Anchored at the corner of Fifth Avenue and McKee Place in Oakland, Hieber’s Pharmacy sports a glass block window that reads, “We Create Medicine For Your Family.” Inside, white cabinets hold powdered chemicals and a rainbow assortment of empty capsules waiting to be filled.
Hieber's is a compounding pharmacy.
Technicians are trained and licensed to make medicines from pure, raw chemicals, like all pharmacies used to do. Now, they’re one of only a few left in the area.
“People seem to think all drugs are the same, and all drugs are not the same,” said owner and pharmacist Joe Bettinger.
He points to a workstation where technician Mark Bower is carefully measuring.
“These are powder hoods," Bettinger said, as Bower steadily poured a small amount of water. "They suck in the air so you don’t breathe the stuff in.”
Bettinger and his staff mix medicines in the front room, while sterile prescriptions are blended in a sealed off room in the back of the store. Hieber’s can customize a heart medication for a newborn or provide a common medication in an uncommon form.
“I can make medicine maybe 49 different ways,” Bettinger said. “I can make it in a nasal spray. I can make it in a Popsicle. I can make it in chocolate. I can make it in a lollipop. I can make it in a topical cream that you can rub on your arm. So it makes the medicine fit the patient.”
Brothers Albert and Ben Hieber first opened their drug store in the Strip District. Though it’s moved a few times, it’s been in continuous operation since 1860. Early on, there was a distinction between the doctors who prescribed medicine and the experts who mixed them. But pharmacists are trained to advise patients, and Bettinger said he wants both physicians and patients to think of him as a resource.
“It really, really, really bothers me that people don’t use pharmacists,” he said.
He might see patients more frequently than they see their doctors, so a lot of his practice is people watching, he said. Or, as he puts it, asking “stupid” questions.
“So much happens with small talk. In fact, I don’t even think there is such a thing as small talk because I think everything’s big talk. ... I always ask, ‘Is it working for you?’”
Historically, personalized medicine existed at the end of the process in pharmacies like Hieber’s. But with advances in technology — being able to analyze someone’s metabolism or genetics — it’s now possible to customize care from the very beginning. It’s a process, said Dr. Phil Empey, assistant professor of pharmacy and therapeutics and researcher at the University of Pittsburgh’s Institute for Personalized Medicine.
“We give medication when someone’s sick, and sometimes it works beautifully like we expect, and other times we have to find a better drug or a different drug,” Empey said.
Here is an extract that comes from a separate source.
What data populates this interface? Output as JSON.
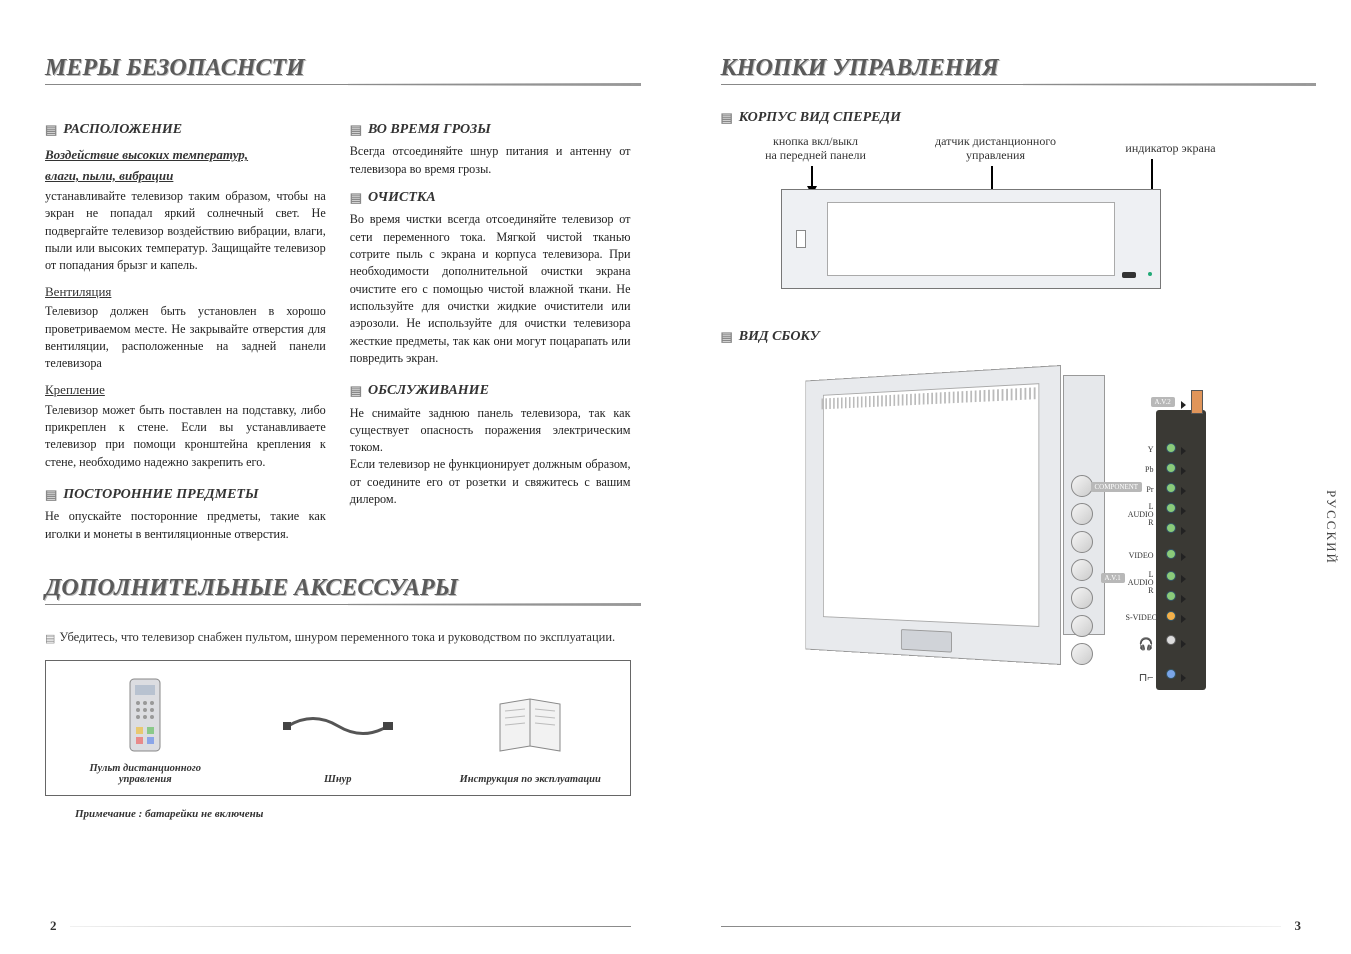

Empey investigates how drug response varies from person to person. Other researchers are compiling feedback from patients about how medicine works for them. Using an algorithm, doctors can then better predict what might be most effective.
“We really rely upon patients to provide that data back to us to understand (how) to make the best decisions. It’s a partnership,” he said.
To Bettinger, that’s how medicine should work: an open and ongoing conversation between a patient and his care providers through every step of the health care process.
“My belief is that we all need to be touched. And I think it helps us get better and with our patients," he said. "Connecting with them is important, and that’s all part of the healing process. It’s not just the tablets or the capsules; I think it’s the whole thing.”
New tools and new technologies are in play, but personalizing medicine is an old idea.